1) AKU DAN JALAN SUKSESKU

KESUKSESAN..
Laksana sebuah perhiasan berharga yang tidak semua orang bisa memilikinya, tidak juga mudah untuk mendapatkannya. Mungkin demikian kebanyakan orang dalam memandang sebuah kesuksesan. Kesuksesan selalu diukur dari sejauh mana kita memperoleh sesuatu yang terlihat menyenangkan, indah, dan terpenuhinya segala hal yang berhubungan dengan materi.

Tapi bagiku, kesuksesan adalah bagaimana kita mampu menerima segala kekurangan dan keterbatasan. Ikhlas menjalani setiap alur kehidupan, termasuk ketika terjadi ketidaksesuaian antara harapan dan keinginan dengan kenyataan yang kita dapatkan. Sukses buatku juga berarti mampu memberikan manfaat bagi orang lain di sekitarnya.

Aku berasal dari keluarga sederhana. Tinggal bersama kedua orangtua, adik perempuan, dan keponakan perempuanku. Di antara ketiga saudara kandungku, hanya aku saja yang beruntung bisa disekolahkan oleh orangtuaku hingga tingkat pendidikan menengah atas. Kakak-kakakku terpaksa harus menyesuaikan diri dalam keadaan kekurangan kami pada waktu itu. Mereka hanya mampu mengenyam pendidikan paling tinggi hanya sampai tingkat menengah pertama. Kakak perempuanku sudah menikah dan kini tinggal bersama suaminya. Sedangkan kakak laki-lakiku hanya berprofesi sebagai supir taksi. Dia sudah menikah juga dan sekarang tinggal bersama anak dan istrinya, terpisah dari kami.

Aku selalu bermimpi bisa membahagiakan mereka dan memenuhi segala kebutuhan dan keinginan mereka. Membelikan rumah untuk kedua orangtuaku, membiayai sekolah adik dan keponakanku, atau memberikan modal usaha maupun fasilitas yang menunjang bagi kelangsungan hidup kedua kakakku. Aku mengabaikan impianku sendiri yang ingin sekolah setinggi-tingginya, bekerja di perusahaan besar dan bonafit, serta mewujudkan cita-citaku menjadi seorang guru.

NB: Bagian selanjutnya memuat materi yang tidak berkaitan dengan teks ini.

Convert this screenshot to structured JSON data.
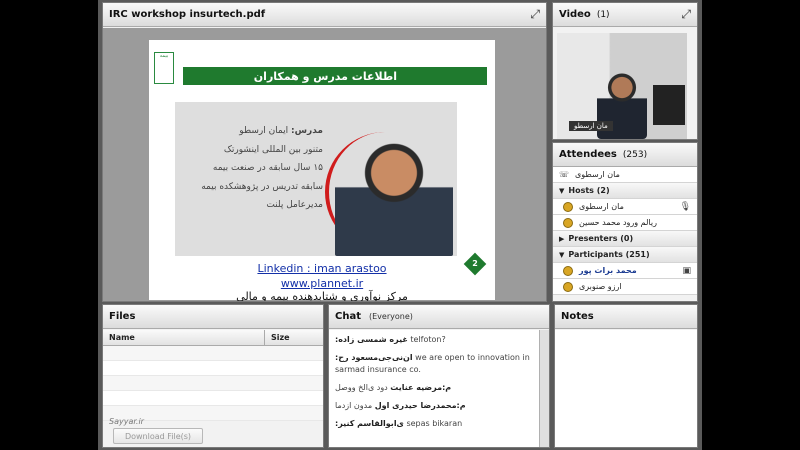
{
  "share": {
    "title": "IRC workshop insurtech.pdf",
    "slide": {
      "logo_text": "بیمه",
      "banner": "اطلاعات مدرس و همکاران",
      "bio_label": "مدرس:",
      "bio_name": "ایمان ارسطو",
      "bio_lines": [
        "متنور بین المللی اینشورتک",
        "۱۵ سال سابقه در صنعت بیمه",
        "سابقه تدریس در پژوهشکده بیمه",
        "مدیرعامل پلنت"
      ],
      "page_number": "2",
      "linkedin": "Linkedin : iman arastoo",
      "website": "www.plannet.ir",
      "footer": "مرکز نوآوری و شتابدهنده بیمه و مالی"
    }
  },
  "video": {
    "title": "Video",
    "count": "(1)",
    "name_tag": "مان ارسطو"
  },
  "attendees": {
    "title": "Attendees",
    "count": "(253)",
    "me": "مان ارسطوی",
    "hosts_label": "Hosts (2)",
    "hosts": [
      "مان ارسطوی",
      "ریالم ورود محمد حسین"
    ],
    "presenters_label": "Presenters (0)",
    "participants_label": "Participants (251)",
    "participants": [
      "محمد برات پور",
      "ارزو صنوبری"
    ]
  },
  "files": {
    "title": "Files",
    "col_name": "Name",
    "col_size": "Size",
    "download_label": "Download File(s)",
    "watermark": "Sayyar.ir"
  },
  "chat": {
    "title": "Chat",
    "scope": "(Everyone)",
    "messages": [
      {
        "who": "غیره شمسی زاده:",
        "text": "telfoton?"
      },
      {
        "who": "ان‌نی‌جی‌مسعود رح:",
        "text": "we are open to innovation in sarmad insurance co."
      },
      {
        "who": "م:مرضیه عنایت",
        "text": "دود ی‌الخ ووصل"
      },
      {
        "who": "م:محمدرضا حیدری اول",
        "text": "مدون ازدما"
      },
      {
        "who": "ی‌ابوالقاسم کنیر:",
        "text": "sepas bikaran"
      }
    ]
  },
  "notes": {
    "title": "Notes"
  },
  "icons": {
    "fullscreen": "fullscreen-icon",
    "user": "user-icon",
    "microphone": "microphone-icon",
    "webcam": "webcam-icon"
  }
}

Seiring berjalannya waktu dan apa yang sudah kulalui dalam hidupku, ternyata niat baikku tak selalu berujung pada apa yang kuharapkan. Tapi aku tetap sabar dan terus berpegang terhadap apa yang sudah kuniatkan sambil terus berusaha dan berdoa.

Hingga pada suatu ketika aku dikenalkan pada seseorang yang berbaik hati memberikan akses dan kemudahan bagiku untuk bekerja sambil kuliah. Aku tidak menyia-nyiakan kesempatan emas itu. Kurang lebih selama tiga setengah tahun aku menyelesaikan kuliahku di sebuah sekolah tinggi ekonomi dan sampai saat ini setelah hampir sembilan tahun lamanya, aku masih bekerja di perusahaan yang ditawarkan padaku itu.

Faktor kebutuhan hidup yang terus meningkat dan kenyataan bahwa aku sudah mampu memberi sesuatu walau tidak banyak kepada keluargaku, membuatku tetap bertahan bekerja di sebuah perusahaan manufaktur kecil yang bergerak di bidang otomotif itu.

Kami kini sudah tidak tinggal di kontrakan lagi, tapi di sebuah rumah sederhana yang sudah enam tahun aku bayar dengan cara mencicil. Aku juga mampu membiayai sekolah adikku meski hanya sampai tingkat menengah atas saja, dan kadang-kadang memberikan bantuan kecil pada kakak-kakakku termasuk keponakanku. Kini adikku sudah bekerja dan bergantian membiayai kebutuhan hidup keluargaku.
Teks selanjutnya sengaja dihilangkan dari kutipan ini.